Turley: The demon is dead; so are many of our rights
By Jonathan Turley
05/04/2011
The death of Osama bin Laden has left the United States with a type of
morning-after effect. For 10 years, an ever-expanding war on terror has been
defined by one central dark figure: Osama bin Laden. It is perhaps not
surprising that in a celebrity-driven society, even our wars seemed personality
driven. For many, Iraq was about Saddam Hussein. Afghanistan was about Osama bin
Laden. With both of these defining figures gone, however, it is time to take
account of what has been lost, and what has been gained.
For civil libertarians, the legacy of bin Laden is most troubling because it
shows how the greatest injuries from terror are often self-inflicted. Bin
Laden's twisted notion of success was not the bringing down of two buildings in
New York or the partial destruction of the Pentagon. It was how the response to
those attacks by the United States resulted in our abandonment of core
principles and values in the "war on terror." Many of the most lasting impacts
of this ill-defined war were felt domestically, not internationally.
Starting with George W. Bush, the 9/11 attacks were used to justify the
creation of a massive counterterrorism system with growing personnel and budgets
designed to find terrorists in the heartland. Laws were rewritten to prevent
citizens from challenging searches and expanding surveillance of citizens.
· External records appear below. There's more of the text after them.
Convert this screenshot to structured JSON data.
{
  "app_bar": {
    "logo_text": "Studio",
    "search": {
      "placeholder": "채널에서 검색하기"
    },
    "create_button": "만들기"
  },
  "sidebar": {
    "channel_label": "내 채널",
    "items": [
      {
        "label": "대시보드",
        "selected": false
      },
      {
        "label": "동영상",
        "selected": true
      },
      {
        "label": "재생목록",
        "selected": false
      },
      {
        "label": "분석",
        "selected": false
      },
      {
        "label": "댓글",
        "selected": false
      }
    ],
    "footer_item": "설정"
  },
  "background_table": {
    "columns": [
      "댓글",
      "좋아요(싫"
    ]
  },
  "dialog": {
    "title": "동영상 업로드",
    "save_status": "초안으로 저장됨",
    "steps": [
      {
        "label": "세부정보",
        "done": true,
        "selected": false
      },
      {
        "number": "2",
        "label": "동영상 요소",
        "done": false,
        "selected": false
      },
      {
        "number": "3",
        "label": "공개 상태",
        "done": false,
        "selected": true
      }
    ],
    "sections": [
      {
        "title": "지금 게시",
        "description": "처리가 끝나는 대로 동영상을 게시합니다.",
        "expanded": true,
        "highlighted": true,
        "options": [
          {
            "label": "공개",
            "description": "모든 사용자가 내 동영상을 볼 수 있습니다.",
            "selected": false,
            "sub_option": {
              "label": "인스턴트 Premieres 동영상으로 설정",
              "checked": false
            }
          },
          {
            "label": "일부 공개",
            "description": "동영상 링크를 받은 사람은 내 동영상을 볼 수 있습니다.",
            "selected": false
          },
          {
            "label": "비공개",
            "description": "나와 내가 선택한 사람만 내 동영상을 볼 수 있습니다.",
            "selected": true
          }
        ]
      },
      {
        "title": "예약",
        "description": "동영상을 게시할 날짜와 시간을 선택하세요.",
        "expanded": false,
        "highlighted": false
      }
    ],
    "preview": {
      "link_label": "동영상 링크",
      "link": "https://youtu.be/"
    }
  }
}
Leaders from both parties acquiesced as the Bush administration launched
programs of warrantless surveillance, sweeping arrests of Muslim citizens and
the creation of a torture program.
What has been most chilling is that the elimination of Saddam and now bin
Laden has little impact on this system, which seems to continue like a perpetual
motion machine of surveillance and searches. While President Dwight D.
Eisenhower once warned Americans of the power of the military-industrial
complex, we now have a counterterrorism system that employs tens of thousands,
spends tens of billions of dollars each year and is increasingly unchecked in
its operations.
Just as leaders are unwilling to take responsibility to end the wars in Iraq
or Afghanistan, we face the same vacuum of leadership on civil liberties.
Whether it is groping at airports or warrantless surveillance or the denial of
rights to accused terrorists, our security laws will continue to be justified
under a "war on terror" that by definition can never end. There will always be
terrorism, and thus we will remain a nation at war — with all of the expanded
powers given to government agencies and officials.
If bin Laden wanted to change America, he succeeded. Bush officials were
quick to claim that our laws and even our Constitution made us vulnerable to
attack — even though later investigations showed that the attacks could have
been prevented under existing laws. Despite the negligence of agencies such as
the FBI and CIA in allowing the attacks, those same agencies were given
unprecedented power and budgets in the aftermath of 9/11.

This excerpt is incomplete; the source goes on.